As mentioned above, parametric curves often represent the motion of a particle or mechanical system. As we will see in class, when we think of a parametric curve as representing motion, we need a way to measure the distance traveled by the particle. This distance is given by the arc length, $s$, of a curve. For a parametric curve $x=f(t)$, $y=g(t)$, the arc length of the curve for $a \leq t \leq b$ is given below.

$$s = \int_{a}^{b} \sqrt{ (f'(t))^2+(g'(t))^2} \, dt$$

While the concept of arc length is very useful for the theory of parametric curves, it turns out to be very difficult to compute in all but the simplest cases.

Maple Commands

There are a variety of ways to work with parametric equations in Maple. There is an animation command that shows how the graph is plotted over t. For example the parabola $y=x^2$ can be written parametrically in different ways two of them are $[t,t^2]$ and $[-t,t^2]$

>with(plots):
>with(CalcP7):
>implicitplot(x^2=y,x=-2..2,y=0..4,scaling=constrained);
>ParamPlot([t,t^2],t=-2..2,scaling=constrained);
>ParamPlot([-t,t^2],t=-2..2,scaling=constrained);

The ParamPlot command produces an animated plot. To see the animation, execute the command and then click on the plot region below to make the controls appear in the Context Bar just above the worksheet window.

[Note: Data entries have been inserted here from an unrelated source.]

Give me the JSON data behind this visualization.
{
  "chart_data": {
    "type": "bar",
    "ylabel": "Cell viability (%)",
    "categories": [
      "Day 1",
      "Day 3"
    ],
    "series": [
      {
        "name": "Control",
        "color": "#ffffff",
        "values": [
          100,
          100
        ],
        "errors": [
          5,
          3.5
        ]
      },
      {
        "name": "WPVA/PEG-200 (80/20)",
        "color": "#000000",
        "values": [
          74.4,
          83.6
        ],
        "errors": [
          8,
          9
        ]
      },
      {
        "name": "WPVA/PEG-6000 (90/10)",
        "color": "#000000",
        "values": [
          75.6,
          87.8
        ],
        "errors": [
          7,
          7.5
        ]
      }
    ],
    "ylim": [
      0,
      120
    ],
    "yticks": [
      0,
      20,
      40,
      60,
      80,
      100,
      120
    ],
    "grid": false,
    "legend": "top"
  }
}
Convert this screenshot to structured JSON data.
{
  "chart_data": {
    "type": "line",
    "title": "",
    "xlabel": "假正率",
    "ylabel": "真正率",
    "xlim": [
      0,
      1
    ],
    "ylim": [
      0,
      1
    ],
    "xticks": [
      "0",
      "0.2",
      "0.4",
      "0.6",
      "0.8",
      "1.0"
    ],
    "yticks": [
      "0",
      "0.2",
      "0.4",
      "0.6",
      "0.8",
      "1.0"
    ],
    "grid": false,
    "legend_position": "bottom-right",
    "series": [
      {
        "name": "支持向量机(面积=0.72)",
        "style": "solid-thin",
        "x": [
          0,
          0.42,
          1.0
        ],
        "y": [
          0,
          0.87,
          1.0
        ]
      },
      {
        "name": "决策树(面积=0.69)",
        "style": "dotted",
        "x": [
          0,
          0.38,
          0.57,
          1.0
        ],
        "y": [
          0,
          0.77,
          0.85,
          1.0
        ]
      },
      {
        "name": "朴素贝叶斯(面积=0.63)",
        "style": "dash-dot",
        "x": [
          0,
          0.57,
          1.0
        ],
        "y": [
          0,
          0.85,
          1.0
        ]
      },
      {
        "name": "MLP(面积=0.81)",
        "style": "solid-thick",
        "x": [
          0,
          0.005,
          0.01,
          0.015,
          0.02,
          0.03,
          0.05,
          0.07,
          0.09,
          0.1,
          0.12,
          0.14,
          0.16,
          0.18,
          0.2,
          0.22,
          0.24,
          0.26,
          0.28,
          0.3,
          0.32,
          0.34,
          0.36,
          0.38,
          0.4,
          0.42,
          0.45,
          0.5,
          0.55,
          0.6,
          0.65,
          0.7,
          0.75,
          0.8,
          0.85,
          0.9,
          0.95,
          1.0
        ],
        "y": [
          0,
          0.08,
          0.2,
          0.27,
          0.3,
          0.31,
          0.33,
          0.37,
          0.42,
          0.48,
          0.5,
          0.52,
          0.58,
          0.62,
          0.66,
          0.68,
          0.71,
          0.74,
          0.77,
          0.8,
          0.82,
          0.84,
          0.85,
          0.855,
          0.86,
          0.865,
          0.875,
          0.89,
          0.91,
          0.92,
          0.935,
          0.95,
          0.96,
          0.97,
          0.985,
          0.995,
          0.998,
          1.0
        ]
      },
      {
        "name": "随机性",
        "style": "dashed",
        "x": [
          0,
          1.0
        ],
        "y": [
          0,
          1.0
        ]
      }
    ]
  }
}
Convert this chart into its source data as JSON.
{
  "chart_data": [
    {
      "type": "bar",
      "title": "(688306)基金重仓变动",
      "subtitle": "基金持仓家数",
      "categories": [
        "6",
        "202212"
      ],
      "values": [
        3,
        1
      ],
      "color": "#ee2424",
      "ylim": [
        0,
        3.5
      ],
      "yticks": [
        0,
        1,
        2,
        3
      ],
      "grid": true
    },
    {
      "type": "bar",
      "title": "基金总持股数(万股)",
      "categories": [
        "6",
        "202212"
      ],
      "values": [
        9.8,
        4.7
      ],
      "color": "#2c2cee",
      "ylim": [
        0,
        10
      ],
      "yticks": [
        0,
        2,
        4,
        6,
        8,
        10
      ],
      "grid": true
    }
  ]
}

To enter a function parametrically

>f:=t->[t*cos(3*t),t^2];
>VPlot(f(t),t=-2*Pi..2*Pi);

Exercises

1. Animate the following two parametrization for $0 \leq t \leq 2\pi$ and state how the two parametrization are different.
   
   $$r_1(t)=(5\cos(t)+4\cos(3t)){\bf i}+(5\sin(t)-4\sin(3t)){\bf j}$$
   
   
   
   
   $$r_2(t)=(5\cos(2t)+4\cos(6t)){\bf i}+(5\sin(2t)-4\sin(6t)){\bf j}$$
   
   

2. Given the family of parametric curves defined by $x=a+\cos(t)$ and $y=a \tan(t)+\sin(t)$, use a parametric plot to see how the graph changes for the following values of $a$: $a=\{-2,-1,-0.5,0,0.5,1,2\}$.
   1. What can you say about the curve for $-1 \leq a \leq 1$. What is different about the case $a=0$? What is the relationship between $a$ and the asymptote?
   2. Use the formula for the slope of a parametric curve to find $$\frac{dy}{dx}$$.
   3. Evaluate the numerator and denominator of $$\frac{dy}{dx}$$ separately for each of the following and explain the difference between the two in terms of slope of the graph.
      1. $a=1$, $t=\pi$.
      2. $a=2$, $t=\pi$.

3. The parametric description $x=\cos(t)$, $y= 4\sin(t)$, $0 \leq t \leq 2\pi$ is the ellipse
   
   $$x^2+ \frac{y^2}{16} = 1$$
   
   
   First show that the two are the same shape by plotting them parametrically and with the command implicitplot. Use the formula above to set up an integral for the arc length of the ellipse. You should find that Maple can't do the integral exactly. This is because this integral can't be done analytically. You can get a numerical approximation to the integral by putting an evalf command on the outside of the int command.